Shoo away, Corporate Hermit

I recently started working for a large global corporation in the data management and optimization industry. I work there as a German Language Resource, and I’m one of the people responsible for handling front-level business communications with the company’s EMEA (Europe Middle East and Africa) customers.

Sounds great, right? Well, it is, to quite an extent. Now I am back to being the competent young corporate who wants to carve a niche, get beyond the ‘competition’ (I do not like that word), and stay untouched by the stress and the trivialities of an office. I dream of suits and boots, I try to stick to English at my workplace, and most days, I eat alone if I have to. No, that’s not sad. I’d rather choose to not stay hungry than wait until someone else wants to take a break and share a table, too.

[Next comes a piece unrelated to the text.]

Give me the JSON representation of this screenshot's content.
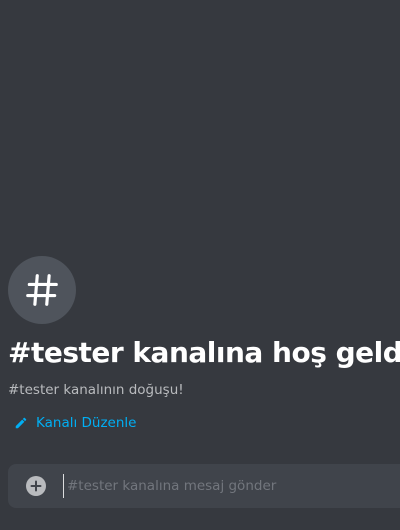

But at the back of my mind, I’m always thinking: “Here goes another day without having written anything.” “That song I wanted to write just won’t come to me.” “I am abandoning my creative edge.”

And then I wait for the weekend. Which comes, flies through movie theatres and malls and restaurants, and never comes back until 5 days later.

So here’s what I’ve decided to do: I’m going to meet you everyday. Put my everyday on this blog, like the good old days when I used to start my day writing. I want to do that because I know that if I don’t I might just be baptised and converted by my job into a corporate hermit, who finds no happiness in anything else in life. Don’t want to go there.

So be back here tomorrow. For now, let me continue thinking about the suits I want to buy someday. You think red would be too flashy?